Sadece galip gelmiyorsunuz, yalnızca işinizi yapmıyorsunuz... Öyle sevgi dolusunuz, öyle birbirinize bağlısınız ki, 100 yıllık camianın küskünlerini başırtırıyor, coşkuyla sarılmalarını sağlıyorsunuz...
Helal olsun yöneticilere, Hüseyin ağabeye, Cihat hocaya, Recep’e, Ülken’e...
Bu alınlarından öpülesi onurlu adamların yeşil-kırmızı formayı giyiyor olmasında kimin emeği varsa helal olsun...
Yasin 3 adımdan boş kale yerine, takım arkadaşı Bedi Buval’ı vurdu. Şaban onu geçti, bunu geçti, 40 metre getirdiği topu geriden bindiren 3 arkadaşının önüne yuvarlamak yerine, kaleciye teslim etti.
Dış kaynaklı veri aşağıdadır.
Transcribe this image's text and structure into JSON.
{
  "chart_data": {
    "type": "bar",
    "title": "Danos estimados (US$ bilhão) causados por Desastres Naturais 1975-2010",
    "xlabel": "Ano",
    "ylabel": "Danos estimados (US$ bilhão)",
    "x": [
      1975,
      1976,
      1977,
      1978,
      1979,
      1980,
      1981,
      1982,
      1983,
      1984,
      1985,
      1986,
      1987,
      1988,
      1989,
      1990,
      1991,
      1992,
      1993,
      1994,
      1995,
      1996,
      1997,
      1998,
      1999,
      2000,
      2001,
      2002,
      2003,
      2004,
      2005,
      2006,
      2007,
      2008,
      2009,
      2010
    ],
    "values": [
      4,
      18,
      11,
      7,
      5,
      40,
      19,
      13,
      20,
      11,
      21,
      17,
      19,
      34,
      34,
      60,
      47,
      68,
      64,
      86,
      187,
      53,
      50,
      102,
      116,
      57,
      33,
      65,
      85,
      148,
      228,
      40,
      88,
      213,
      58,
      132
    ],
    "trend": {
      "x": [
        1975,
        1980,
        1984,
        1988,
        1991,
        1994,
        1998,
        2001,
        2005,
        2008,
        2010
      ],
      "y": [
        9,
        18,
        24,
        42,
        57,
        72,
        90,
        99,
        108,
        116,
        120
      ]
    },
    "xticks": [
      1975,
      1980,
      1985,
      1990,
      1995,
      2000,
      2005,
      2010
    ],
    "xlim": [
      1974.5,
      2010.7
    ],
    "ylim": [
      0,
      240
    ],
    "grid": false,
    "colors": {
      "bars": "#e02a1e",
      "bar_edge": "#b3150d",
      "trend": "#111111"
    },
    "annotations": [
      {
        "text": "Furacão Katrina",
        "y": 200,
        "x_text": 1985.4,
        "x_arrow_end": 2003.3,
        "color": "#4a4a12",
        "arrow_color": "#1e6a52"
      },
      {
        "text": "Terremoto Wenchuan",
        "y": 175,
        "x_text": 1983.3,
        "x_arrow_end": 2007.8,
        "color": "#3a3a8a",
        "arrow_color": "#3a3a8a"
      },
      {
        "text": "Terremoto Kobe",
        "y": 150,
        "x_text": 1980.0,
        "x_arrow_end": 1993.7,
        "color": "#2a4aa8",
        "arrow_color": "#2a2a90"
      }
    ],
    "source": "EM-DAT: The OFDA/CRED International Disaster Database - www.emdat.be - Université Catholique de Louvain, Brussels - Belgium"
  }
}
Buval, kişisel gayretiyle art arda 2 fırsat yarattı, son vuruşta şanssızdı. Genç Halil 6 pasta önüne indirilen topu düzelteyim derken treni kaçırdı...
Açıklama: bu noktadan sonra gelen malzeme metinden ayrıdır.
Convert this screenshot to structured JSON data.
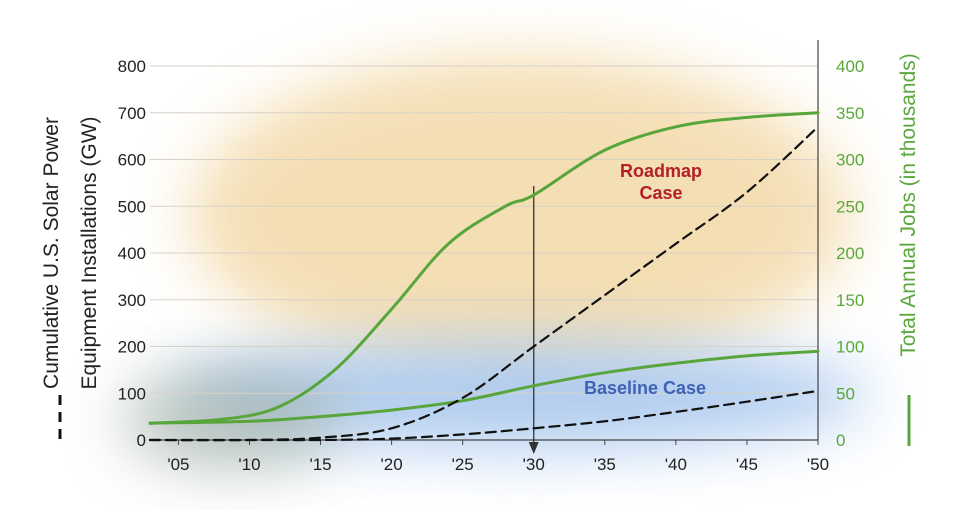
{
  "colors": {
    "jobs_line": "#58a63b",
    "installations_line": "#111111",
    "roadmap_text": "#b32025",
    "baseline_text": "#3e63b6",
    "right_axis": "#5aa83c",
    "roadmap_glow": "#f3d9a8",
    "baseline_glow": "#a9c8ee"
  },
  "chart_data": {
    "type": "line",
    "x_tick_labels": [
      "'05",
      "'10",
      "'15",
      "'20",
      "'25",
      "'30",
      "'35",
      "'40",
      "'45",
      "'50"
    ],
    "x_ticks": [
      2005,
      2010,
      2015,
      2020,
      2025,
      2030,
      2035,
      2040,
      2045,
      2050
    ],
    "xlim": [
      2003,
      2050
    ],
    "y_left": {
      "label_line1": "Cumulative U.S. Solar Power",
      "label_line2": "Equipment Installations (GW)",
      "ticks": [
        0,
        100,
        200,
        300,
        400,
        500,
        600,
        700,
        800
      ],
      "ylim": [
        0,
        800
      ]
    },
    "y_right": {
      "label": "Total Annual Jobs (in thousands)",
      "ticks": [
        0,
        50,
        100,
        150,
        200,
        250,
        300,
        350,
        400
      ],
      "ylim": [
        0,
        400
      ]
    },
    "series": [
      {
        "axis": "right",
        "style": "solid",
        "x": [
          2003,
          2008,
          2012,
          2016,
          2020,
          2024,
          2028,
          2030,
          2035,
          2040,
          2045,
          2050
        ],
        "values": [
          18,
          22,
          35,
          75,
          140,
          210,
          250,
          262,
          310,
          335,
          345,
          350
        ]
      },
      {
        "axis": "right",
        "style": "solid",
        "x": [
          2003,
          2010,
          2015,
          2020,
          2025,
          2030,
          2035,
          2040,
          2045,
          2050
        ],
        "values": [
          18,
          20,
          25,
          32,
          42,
          58,
          72,
          82,
          90,
          95
        ]
      },
      {
        "axis": "left",
        "style": "dashed",
        "x": [
          2003,
          2010,
          2015,
          2020,
          2025,
          2030,
          2035,
          2040,
          2045,
          2050
        ],
        "values": [
          0,
          0,
          5,
          25,
          90,
          200,
          310,
          420,
          530,
          670
        ]
      },
      {
        "axis": "left",
        "style": "dashed",
        "x": [
          2003,
          2010,
          2015,
          2020,
          2025,
          2030,
          2035,
          2040,
          2045,
          2050
        ],
        "values": [
          0,
          0,
          0,
          3,
          12,
          25,
          40,
          60,
          82,
          105
        ]
      }
    ],
    "annotations": {
      "roadmap": "Roadmap\nCase",
      "baseline": "Baseline Case"
    },
    "marker_year": 2030,
    "grid": true
  }
}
Olmuyordu... Tribünde homurdanmalar, alkışlı, ıslıklı protestolar başladı, başlıyordu... 4. hakemin elindeki ışıklı tabelada 5 yazsın, 6 yazsın duaları arasında bir “gol” sesi yükseldi... Sarı-kırmızı bir sevinç yumağı, tarifsiz bir coşku, kıskandıran bir 3 puan kutlaması, kabustan pembe rüyalara uyanışın fotoğrafı... Mithat vurdu, stres bitti... Futbolculara ilaç, teknik heyete suni teneffüs niteliğinde bir galibiyetti...
Sahaya alışılagelmiş eşofmanları yerine havalimanına gidecek birinin seyahat kıyafetini (!) andıran şık bir takımla çıkan Teknik Direktör Hüseyin Kalpar, yolculuktan kurtuldu ama günahlarından arındı mı acaba?
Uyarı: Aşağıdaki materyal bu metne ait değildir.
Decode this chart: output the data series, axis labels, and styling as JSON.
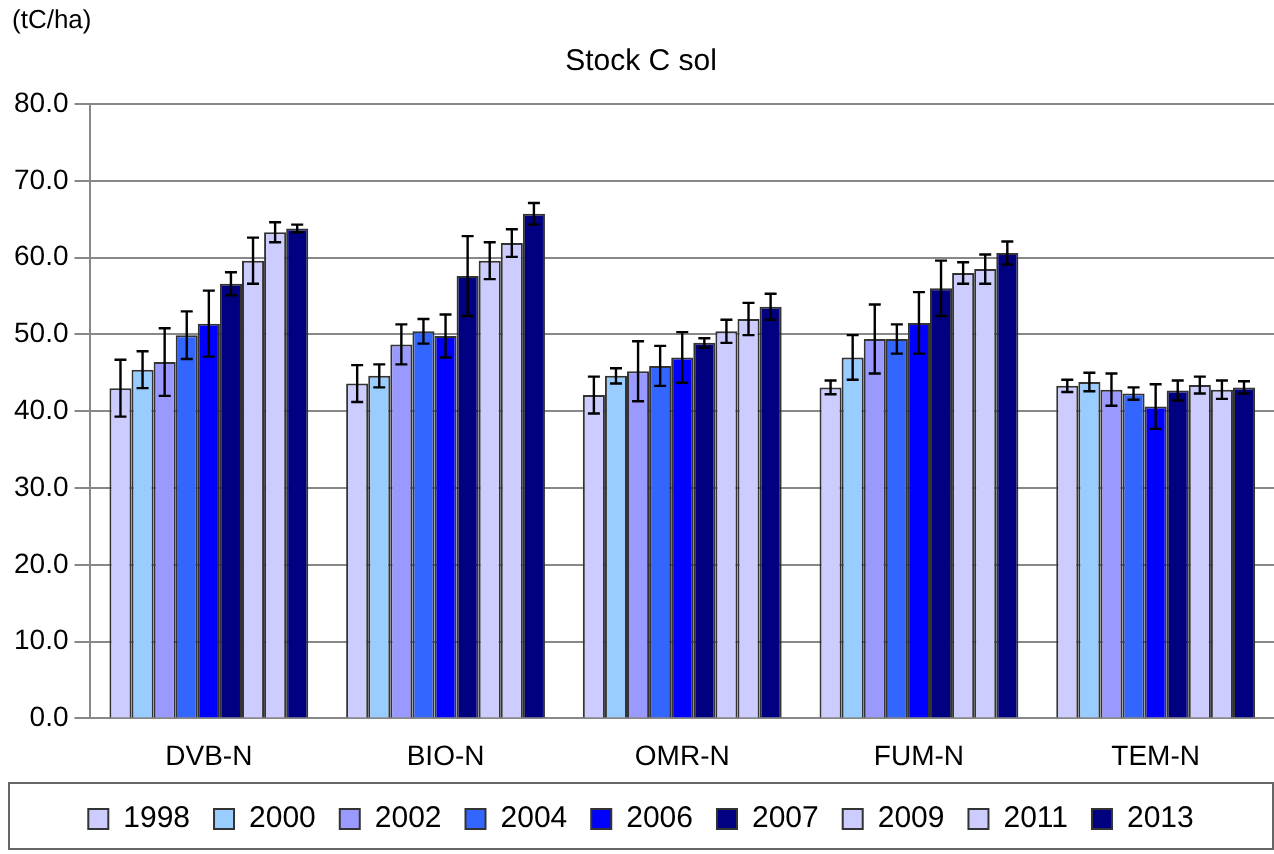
{
  "chart_data": {
    "type": "bar",
    "title": "Stock C sol",
    "ylabel": "(tC/ha)",
    "categories": [
      "DVB-N",
      "BIO-N",
      "OMR-N",
      "FUM-N",
      "TEM-N"
    ],
    "series": [
      {
        "name": "1998",
        "color": "#ccccff",
        "values": [
          43.0,
          43.6,
          42.1,
          43.1,
          43.3
        ],
        "errors": [
          3.7,
          2.4,
          2.4,
          0.9,
          0.8
        ]
      },
      {
        "name": "2000",
        "color": "#99ccff",
        "values": [
          45.4,
          44.6,
          44.6,
          47.0,
          43.8
        ],
        "errors": [
          2.4,
          1.5,
          1.0,
          2.9,
          1.2
        ]
      },
      {
        "name": "2002",
        "color": "#9999ff",
        "values": [
          46.4,
          48.7,
          45.2,
          49.4,
          42.8
        ],
        "errors": [
          4.4,
          2.6,
          3.9,
          4.5,
          2.1
        ]
      },
      {
        "name": "2004",
        "color": "#3366ff",
        "values": [
          49.9,
          50.4,
          45.9,
          49.4,
          42.3
        ],
        "errors": [
          3.1,
          1.6,
          2.6,
          1.9,
          0.8
        ]
      },
      {
        "name": "2006",
        "color": "#0000ff",
        "values": [
          51.4,
          49.8,
          47.0,
          51.5,
          40.6
        ],
        "errors": [
          4.3,
          2.8,
          3.3,
          4.0,
          2.9
        ]
      },
      {
        "name": "2007",
        "color": "#000080",
        "values": [
          56.6,
          57.6,
          48.9,
          56.0,
          42.7
        ],
        "errors": [
          1.5,
          5.2,
          0.6,
          3.6,
          1.3
        ]
      },
      {
        "name": "2009",
        "color": "#ccccff",
        "values": [
          59.6,
          59.6,
          50.4,
          58.0,
          43.4
        ],
        "errors": [
          3.0,
          2.4,
          1.5,
          1.4,
          1.1
        ]
      },
      {
        "name": "2011",
        "color": "#ccccff",
        "values": [
          63.3,
          61.9,
          52.0,
          58.5,
          42.8
        ],
        "errors": [
          1.3,
          1.8,
          2.1,
          1.9,
          1.2
        ]
      },
      {
        "name": "2013",
        "color": "#000080",
        "values": [
          63.8,
          65.7,
          53.6,
          60.6,
          43.1
        ],
        "errors": [
          0.5,
          1.4,
          1.7,
          1.5,
          0.8
        ]
      }
    ],
    "ylim": [
      0,
      80
    ],
    "yticks": [
      {
        "value": 0,
        "label": "0.0"
      },
      {
        "value": 10,
        "label": "10.0"
      },
      {
        "value": 20,
        "label": "20.0"
      },
      {
        "value": 30,
        "label": "30.0"
      },
      {
        "value": 40,
        "label": "40.0"
      },
      {
        "value": 50,
        "label": "50.0"
      },
      {
        "value": 60,
        "label": "60.0"
      },
      {
        "value": 70,
        "label": "70.0"
      },
      {
        "value": 80,
        "label": "80.0"
      }
    ],
    "grid": "y",
    "legend": "bottom"
  }
}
Çok istedi Göztepeli futbolcular dün akşam galibiyeti... Özellikle ikinci yarıda kazanmak adına insanüstü bir çaba harcadılar... 89 golü onların ödülüydü kuşkusuz...
Ama son derece kaliteli futbolculardan kurulu bu iyi takım böyle mi kazanmalı? Art arda 3 pas yapmadan, organize bir atak geliştirmeden, olgunlaşmış bir pozisyon yaratmadan, doldur boşaltlarla, dan dun ileriye vurulan toplarla, sevinmek için tesadüflere mi sığınmalı?
Suçlu, evinde kazanmaktan başka çaren olmayan maçta, yedek oturan golcü Şaban mı, kişisel becerileriyle kendi fırsatını kendi yaratmak için didinen santrfor Bedi Buval mı?
Yoksa... Topun rakip ceza alanına layıkıyla gelmesi için bir taktiği olmayan, bu ligin en pahalı iki santrforunu 11’e koyacak yüreği taşımayan, maç 0-0 iken 2 gol umudundan birini soyunma odasına gönderen, Göztepe’ye demode futbolu dayatan mı?